Few control systems are as complex as the system required to optimize a nuclear fusion reactor.

And few human endeavors have been as ambitious as the international collaboration to build ITER, a giant fusion reactor, in France.

Eugenio Schuster, assistant professor of mechanical engineering and mechanics, is embracing the first challenge directly and the second indirectly.

Schuster recently received an NSF CAREER Award to study the nonlinear control of plasma, or ionized hydrogen gas, in nuclear fusion. He has helped edit two special editions of IEEE Control Systems Magazine on fusion, and has organized an NSF workshop on the modeling and control of fusion.

Nuclear fusion offers the promise of unlimited supplies of clean energy, but only if scientists and engineers can control the volatile conditions inside the fusion reactor, or tokamak, where temperatures reach 100 million degrees Celsius as isotopes of hydrogen fuse to create atoms of helium.

The long-term goal of ITER, which is a collaboration of the U.S., the European Union and five other nations, is to generate more energy than is required to heat the hydrogen plasma.

The key to achieving a high ratio of fusion energy to input energy, says Schuster, is active control systems that maintain a self-sustaining fusion reaction for long periods of time.

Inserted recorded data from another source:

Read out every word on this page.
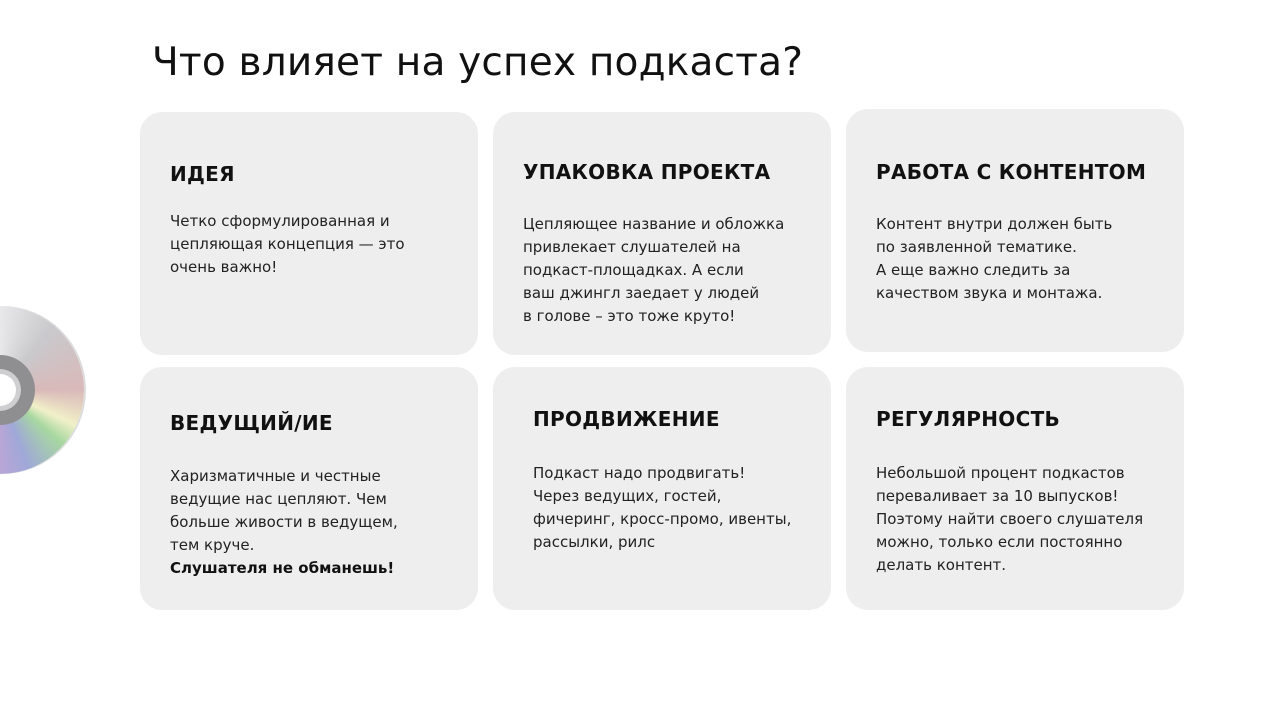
Что влияет на успех подкаста?
ИДЕЯ
Четко сформулированная и
цепляющая концепция — это
очень важно!
УПАКОВКА ПРОЕКТА
Цепляющее название и обложка
привлекает слушателей на
подкаст-площадках. А если
ваш джингл заедает у людей
в голове – это тоже круто!
РАБОТА С КОНТЕНТОМ
Контент внутри должен быть
по заявленной тематике.
А еще важно следить за
качеством звука и монтажа.
ВЕДУЩИЙ/ИЕ
Харизматичные и честные
ведущие нас цепляют. Чем
больше живости в ведущем,
тем круче.
Слушателя не обманешь!
ПРОДВИЖЕНИЕ
Подкаст надо продвигать!
Через ведущих, гостей,
фичеринг, кросс-промо, ивенты,
рассылки, рилс
РЕГУЛЯРНОСТЬ
Небольшой процент подкастов
переваливает за 10 выпусков!
Поэтому найти своего слушателя
можно, только если постоянно
делать контент.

These systems, he says, need to regulate the density, current and temperature of the plasma, to keep the plasma stable, and to confine it inside the magnetic fusion reactor. The shape of the fusion reactor and the material of which it is made are other variables with which control engineers must contend.

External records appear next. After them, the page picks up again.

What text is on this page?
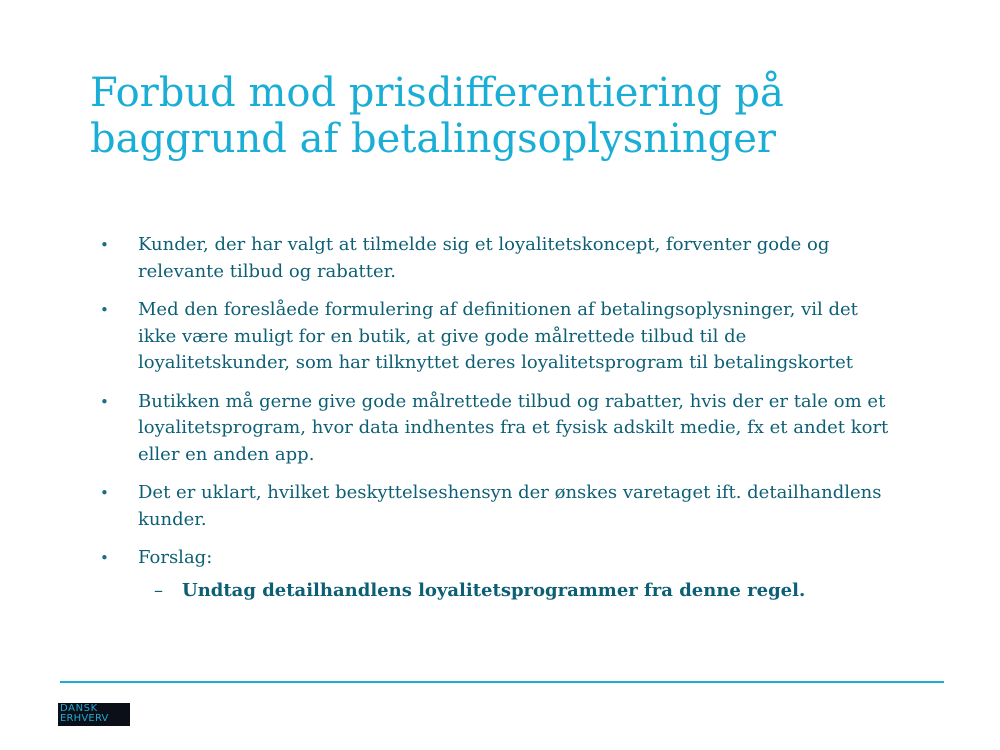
Forbud mod prisdifferentiering på baggrund af betalingsoplysninger
• Kunder, der har valgt at tilmelde sig et loyalitetskoncept, forventer gode og relevante tilbud og rabatter.
• Med den foreslåede formulering af definitionen af betalingsoplysninger, vil det ikke være muligt for en butik, at give gode målrettede tilbud til de loyalitetskunder, som har tilknyttet deres loyalitetsprogram til betalingskortet
• Butikken må gerne give gode målrettede tilbud og rabatter, hvis der er tale om et loyalitetsprogram, hvor data indhentes fra et fysisk adskilt medie, fx et andet kort eller en anden app.
• Det er uklart, hvilket beskyttelseshensyn der ønskes varetaget ift. detailhandlens kunder.
• Forslag:
– Undtag detailhandlens loyalitetsprogrammer fra denne regel.
DANSK
ERHVERV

Schuster is working on several critical challenges in the control of fusion reactors, including stabilization of neoclassical tearing modes, current profile control, and stabilization of resistive wall modes.

He and his Lehigh students and colleagues have close ties with all three major U.S. fusion research centers – General Atomics in San Diego, the Princeton Plasma Physics Laboratory and MIT’s Plasma Science and Fusion Center. Schuster also maintains contact with ITER scientists.

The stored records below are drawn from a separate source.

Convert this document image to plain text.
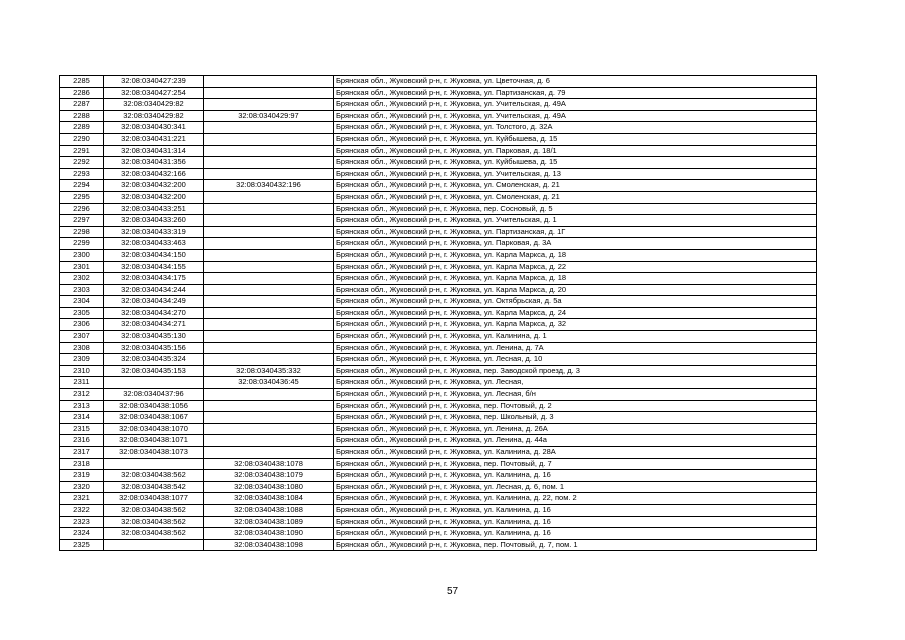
2285	32:08:0340427:239		Брянская обл., Жуковский р-н, г. Жуковка, ул. Цветочная, д. 6
2286	32:08:0340427:254		Брянская обл., Жуковский р-н, г. Жуковка, ул. Партизанская, д. 79
2287	32:08:0340429:82		Брянская обл., Жуковский р-н, г. Жуковка, ул. Учительская, д. 49А
2288	32:08:0340429:82	32:08:0340429:97	Брянская обл., Жуковский р-н, г. Жуковка, ул. Учительская, д. 49А
2289	32:08:0340430:341		Брянская обл., Жуковский р-н, г. Жуковка, ул. Толстого, д. 32А
2290	32:08:0340431:221		Брянская обл., Жуковский р-н, г. Жуковка, ул. Куйбышева, д. 15
2291	32:08:0340431:314		Брянская обл., Жуковский р-н, г. Жуковка, ул. Парковая, д. 18/1
2292	32:08:0340431:356		Брянская обл., Жуковский р-н, г. Жуковка, ул. Куйбышева, д. 15
2293	32:08:0340432:166		Брянская обл., Жуковский р-н, г. Жуковка, ул. Учительская, д. 13
2294	32:08:0340432:200	32:08:0340432:196	Брянская обл., Жуковский р-н, г. Жуковка, ул. Смоленская, д. 21
2295	32:08:0340432:200		Брянская обл., Жуковский р-н, г. Жуковка, ул. Смоленская, д. 21
2296	32:08:0340433:251		Брянская обл., Жуковский р-н, г. Жуковка, пер. Сосновый, д. 5
2297	32:08:0340433:260		Брянская обл., Жуковский р-н, г. Жуковка, ул. Учительская, д. 1
2298	32:08:0340433:319		Брянская обл., Жуковский р-н, г. Жуковка, ул. Партизанская, д. 1Г
2299	32:08:0340433:463		Брянская обл., Жуковский р-н, г. Жуковка, ул. Парковая, д. 3А
2300	32:08:0340434:150		Брянская обл., Жуковский р-н, г. Жуковка, ул. Карла Маркса, д. 18
2301	32:08:0340434:155		Брянская обл., Жуковский р-н, г. Жуковка, ул. Карла Маркса, д. 22
2302	32:08:0340434:175		Брянская обл., Жуковский р-н, г. Жуковка, ул. Карла Маркса, д. 18
2303	32:08:0340434:244		Брянская обл., Жуковский р-н, г. Жуковка, ул. Карла Маркса, д. 20
2304	32:08:0340434:249		Брянская обл., Жуковский р-н, г. Жуковка, ул. Октябрьская, д. 5а
2305	32:08:0340434:270		Брянская обл., Жуковский р-н, г. Жуковка, ул. Карла Маркса, д. 24
2306	32:08:0340434:271		Брянская обл., Жуковский р-н, г. Жуковка, ул. Карла Маркса, д. 32
2307	32:08:0340435:130		Брянская обл., Жуковский р-н, г. Жуковка, ул. Калинина, д. 1
2308	32:08:0340435:156		Брянская обл., Жуковский р-н, г. Жуковка, ул. Ленина, д. 7А
2309	32:08:0340435:324		Брянская обл., Жуковский р-н, г. Жуковка, ул. Лесная, д. 10
2310	32:08:0340435:153	32:08:0340435:332	Брянская обл., Жуковский р-н, г. Жуковка, пер. Заводской проезд, д. 3
2311		32:08:0340436:45	Брянская обл., Жуковский р-н, г. Жуковка, ул. Лесная,
2312	32:08:0340437:96		Брянская обл., Жуковский р-н, г. Жуковка, ул. Лесная, б/н
2313	32:08:0340438:1056		Брянская обл., Жуковский р-н, г. Жуковка, пер. Почтовый, д. 2
2314	32:08:0340438:1067		Брянская обл., Жуковский р-н, г. Жуковка, пер. Школьный, д. 3
2315	32:08:0340438:1070		Брянская обл., Жуковский р-н, г. Жуковка, ул. Ленина, д. 26А
2316	32:08:0340438:1071		Брянская обл., Жуковский р-н, г. Жуковка, ул. Ленина, д. 44а
2317	32:08:0340438:1073		Брянская обл., Жуковский р-н, г. Жуковка, ул. Калинина, д. 28А
2318		32:08:0340438:1078	Брянская обл., Жуковский р-н, г. Жуковка, пер. Почтовый, д. 7
2319	32:08:0340438:562	32:08:0340438:1079	Брянская обл., Жуковский р-н, г. Жуковка, ул. Калинина, д. 16
2320	32:08:0340438:542	32:08:0340438:1080	Брянская обл., Жуковский р-н, г. Жуковка, ул. Лесная, д. 6, пом. 1
2321	32:08:0340438:1077	32:08:0340438:1084	Брянская обл., Жуковский р-н, г. Жуковка, ул. Калинина, д. 22, пом. 2
2322	32:08:0340438:562	32:08:0340438:1088	Брянская обл., Жуковский р-н, г. Жуковка, ул. Калинина, д. 16
2323	32:08:0340438:562	32:08:0340438:1089	Брянская обл., Жуковский р-н, г. Жуковка, ул. Калинина, д. 16
2324	32:08:0340438:562	32:08:0340438:1090	Брянская обл., Жуковский р-н, г. Жуковка, ул. Калинина, д. 16
2325		32:08:0340438:1098	Брянская обл., Жуковский р-н, г. Жуковка, пер. Почтовый, д. 7, пом. 1
57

ITER is projected to cost $10 billion, take 10 years to build and require several decades of tests. Experts say it could be at least 30 years before humans enjoy the fruits of fusion.

Schuster is optimistic.

“For a fusion researcher, these are really exciting times. ITER is the biggest scientific endeavor in human history, a product of 50 years of work with 30 years more to come.

“I’m very confident we will succeed. This will be something I can tell my grandchildren about.”